第六アリーナへエースはお供に背の小さな二人を連れて歩いていた。

 

「……理由は知らんが、嬉しそうな顔しているなエース」

「そうか?」

 

エースは指を口元に当て、無意識に二ヤついている口を確かめるとなるほどと呟く。

エースは授業中必要になった時以外では原則IS学園内でネクストを展開しないようにしている。

高いAMS適正を持つとはいえ、まったくエースの体に害がないというわけではない。将来的に敵になる可能性がある者達に不用意に情報を晒すのもエースは好みではない。
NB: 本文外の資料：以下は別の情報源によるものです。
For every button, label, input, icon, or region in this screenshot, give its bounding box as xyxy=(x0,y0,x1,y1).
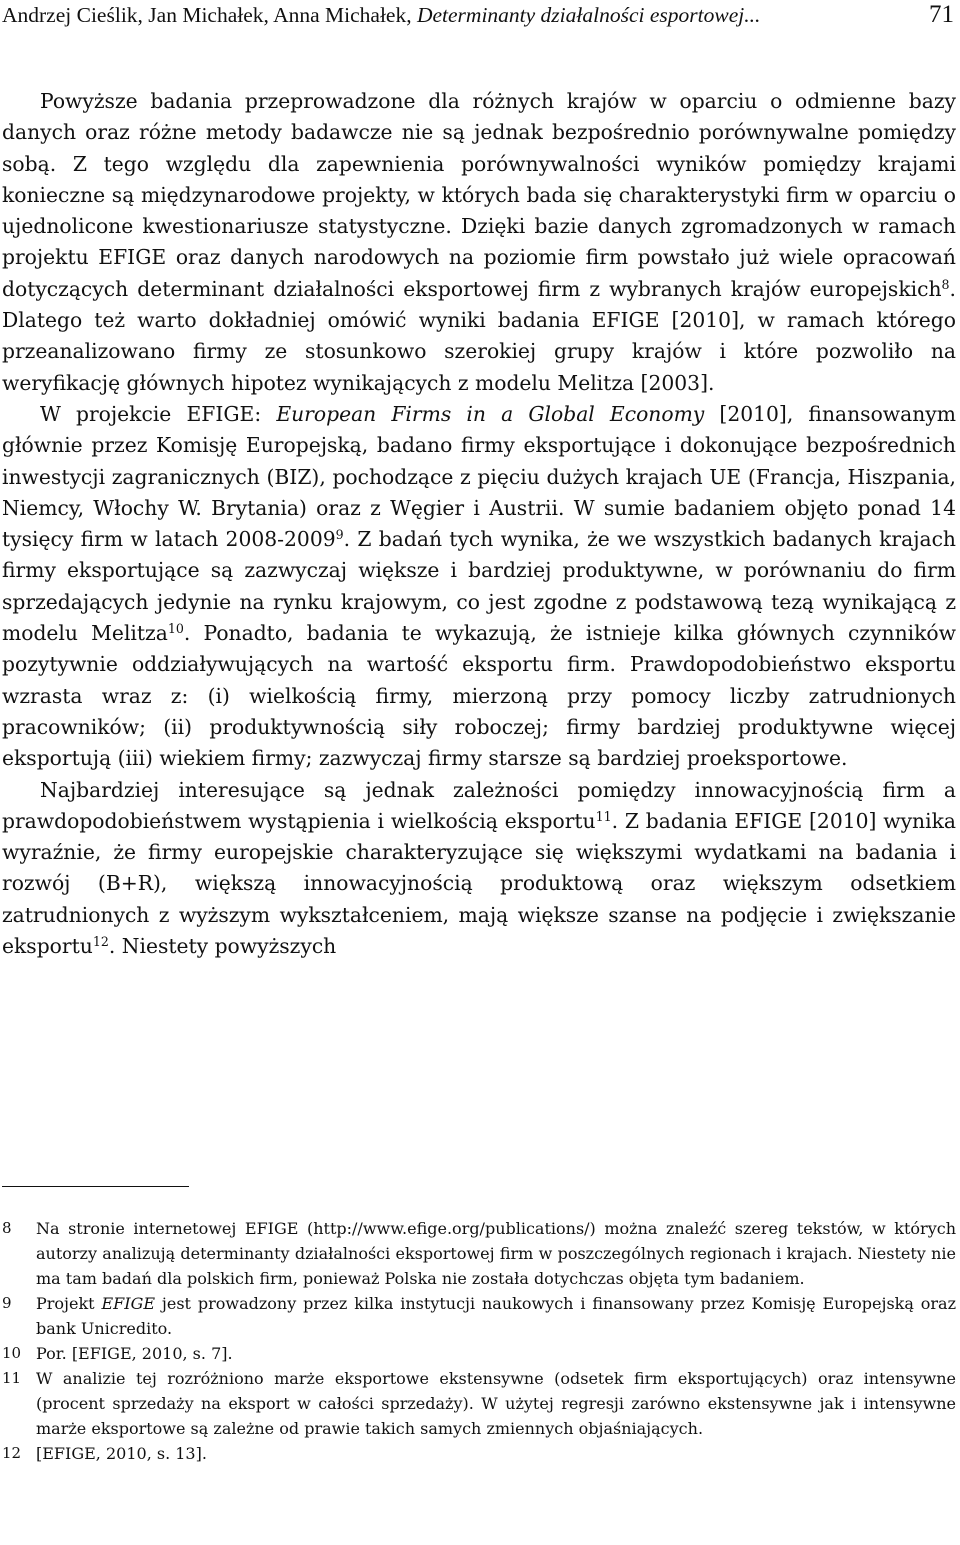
footnote-number: 9 xyxy=(2,1294,12,1312)
footnote-text-a: Projekt xyxy=(36,1294,102,1313)
footnote-text: W analizie tej rozróżniono marże eksportowe ekstensywne (odsetek firm eksportujących) oraz intensywne (procent sprzedaży na eksport w całości sprzedaży). W użytej regresji zarówno ekstensywne jak i intensywne marże eksportowe są zależne od prawie takich samych zmiennych objaśniających. xyxy=(36,1369,956,1438)
footnote-text: Na stronie internetowej EFIGE (http://www.efige.org/publications/) można znaleźć szereg tekstów, w których autorzy analizują determinanty działalności eksportowej firm w poszczególnych regionach i krajach. Niestety nie ma tam badań dla polskich firm, ponieważ Polska nie została dotychczas objęta tym badaniem. xyxy=(36,1219,956,1288)
footnote-12 xyxy=(2,1441,956,1466)
footnote-9 xyxy=(2,1291,956,1341)
paragraph-2-text-d: . Ponadto, badania te wykazują, że istnieje kilka głównych czynników pozytywnie oddziaływujących na wartość eksportu firm. Prawdopodobieństwo eksportu wzrasta wraz z: (i) wielkością firmy, mierzoną przy pomocy liczby zatrudnionych pracowników; (ii) produktywnością siły roboczej; firmy bardziej produktywne więcej eksportują (iii) wiekiem firmy; zazwyczaj firmy starsze są bardziej proeksportowe. xyxy=(2,621,956,771)
header-citation xyxy=(2,2,760,28)
footnote-10 xyxy=(2,1341,956,1366)
paragraph-3-text: Najbardziej interesujące są jednak zależności pomiędzy innowacyjnością firm a prawdopodobieństwem wystąpienia i wielkością eksportu xyxy=(2,777,956,833)
footnote-number: 10 xyxy=(2,1344,22,1362)
paragraph-3-text-c: . Niestety powyższych xyxy=(108,934,337,959)
footnote-text: Por. [EFIGE, 2010, s. 7]. xyxy=(36,1344,233,1363)
header-authors: Andrzej Cieślik, Jan Michałek, Anna Michałek, xyxy=(2,3,417,27)
footnote-number: 8 xyxy=(2,1219,12,1237)
paragraph-2-italic-title: European Firms in a Global Economy xyxy=(276,401,705,426)
page-number: 71 xyxy=(929,1,954,28)
paragraph-3 xyxy=(2,775,956,963)
footnote-ref-11[interactable]: 11 xyxy=(595,808,612,824)
footnote-text: [EFIGE, 2010, s. 13]. xyxy=(36,1444,207,1463)
footnote-ref-8[interactable]: 8 xyxy=(941,276,950,292)
footnote-number: 12 xyxy=(2,1444,22,1462)
footnote-ref-9[interactable]: 9 xyxy=(335,527,344,543)
footnote-11 xyxy=(2,1366,956,1441)
footnote-text xyxy=(36,1291,956,1341)
footnote-ref-12[interactable]: 12 xyxy=(92,934,109,950)
footnote-separator xyxy=(2,1186,189,1187)
paragraph-1-text: Powyższe badania przeprowadzone dla różnych krajów w oparciu o odmienne bazy danych oraz różne metody badawcze nie są jednak bezpośrednio porównywalne pomiędzy sobą. Z tego względu dla zapewnienia porównywalności wyników pomiędzy krajami konieczne są międzynarodowe projekty, w których bada się charakterystyki firm w oparciu o ujednolicone kwestionariusze statystyczne. Dzięki bazie danych zgromadzonych w ramach projektu EFIGE oraz danych narodowych na poziomie firm powstało już wiele opracowań dotyczących determinant działalności eksportowej firm z wybranych krajów europejskich xyxy=(2,89,956,301)
paragraph-2-text-c: . Z badań tych wynika, że we wszystkich badanych krajach firmy eksportujące są zazwyczaj większe i bardziej produktywne, w porównaniu do firm sprzedających jedynie na rynku krajowym, co jest zgodne z podstawową tezą wynikającą z modelu Melitza xyxy=(2,527,956,646)
paragraph-1 xyxy=(2,86,956,399)
running-header xyxy=(2,2,954,28)
footnote-number: 11 xyxy=(2,1369,22,1387)
footnote-ref-10[interactable]: 10 xyxy=(167,621,184,637)
footnote-8 xyxy=(2,1216,956,1291)
paragraph-2-text: W projekcie EFIGE: xyxy=(40,401,277,426)
header-short-title: Determinanty działalności esportowej... xyxy=(416,3,761,27)
paragraph-3-text-b: . Z badania EFIGE [2010] wynika wyraźnie, że firmy europejskie charakteryzujące się większymi wydatkami na badania i rozwój (B+R), większą innowacyjnością produktową oraz większym odsetkiem zatrudnionych z wyższym wykształceniem, mają większe szanse na podjęcie i zwiększanie eksportu xyxy=(2,808,956,959)
footnotes xyxy=(2,1216,956,1466)
main-text xyxy=(2,86,956,962)
paragraph-2 xyxy=(2,399,956,775)
footnote-text-b: jest prowadzony przez kilka instytucji naukowych i finansowany przez Komisję Europejską oraz bank Unicredito. xyxy=(36,1294,957,1338)
paragraph-2-text-b: [2010], finansowanym głównie przez Komisję Europejską, badano firmy eksportujące i dokonujące bezpośrednich inwestycji zagranicznych (BIZ), pochodzące z pięciu dużych krajach UE (Francja, Hiszpania, Niemcy, Włochy W. Brytania) oraz z Węgier i Austrii. W sumie badaniem objęto ponad 14 tysięcy firm w latach 2008-2009 xyxy=(2,401,956,552)
paragraph-1-text-cont: . Dlatego też warto dokładniej omówić wyniki badania EFIGE [2010], w ramach którego przeanalizowano firmy ze stosunkowo szerokiej grupy krajów i które pozwoliło na weryfikację głównych hipotez wynikających z modelu Melitza [2003]. xyxy=(2,276,956,395)
footnote-italic: EFIGE xyxy=(101,1294,156,1313)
IS学園は学園という名はもっているが、生徒の一人一人の質は紛れもなく。軍にいるIS学園非卒業者のIS操縦者以上はある。

これは、授業や放課後といった日々のIS稼働時間と、それに伴う対IS戦闘経験の差から来るもの。

ただそこにいるだけ意味があるからと言って、まったく動かさない戦わない操縦者と比べれば必然的に質は高い。

つまるところ、対ISという大雑把な括りでは学園生徒は軍を上回る可能性が高い。もし、そんな彼女らが戦場に駆り出されるようなことになったら。

少なくとも、エースの危害になる可能性は1%でも増えるだろう。

そしてそんな中、一夏の雪片と零落白夜の威力は明らかに別格だ。

当たればPAを切り裂き装甲を深く抉りAPを大きく削り取るだろう。

だが、それらすべてをまとめてもエースは、戦いを長く続けた者の性なのか。

自身を落とせる可能性がある敵と相対することになったのならば、知らぬうちに喜んでしまうのだろう。

かつていた世界にいた強敵と同じように。

 

「小耳に挟んだが、お前教官の弟。織斑一夏と険悪な関係ようだな」

「あぁそれアタシも聞いて気になってたんだけど、何をしたのよあんたらは」

「なぁに。ただの意見の食い違いで口論からIS使っての喧嘩になっただけさ」

「えぇ……」

「夕暮れの河川敷の下で結び男の友情という奴か。クラリッサが言っていた」

「うーん。まぁそれでいいや」

 

ラウラ、エース、鈴。

正面から見たら凸の字に見えるこの三人が揃ったのは、ラウラは興味本位や、まだまだ慣れない場所であるので知人であるエースについて行きたいから。

エースは当然一夏と喧嘩をするため。

そして、鈴はというとエースに理由は後程話すと説明だけ言われるがまま誘われてついてきている。

というのが建前で、やはり鈴も意中の相手である一夏のプライベートが気になっているだけである。

適度に会話をしつつ、徒歩10分。

第六に到着したエースらは入口にて別れた。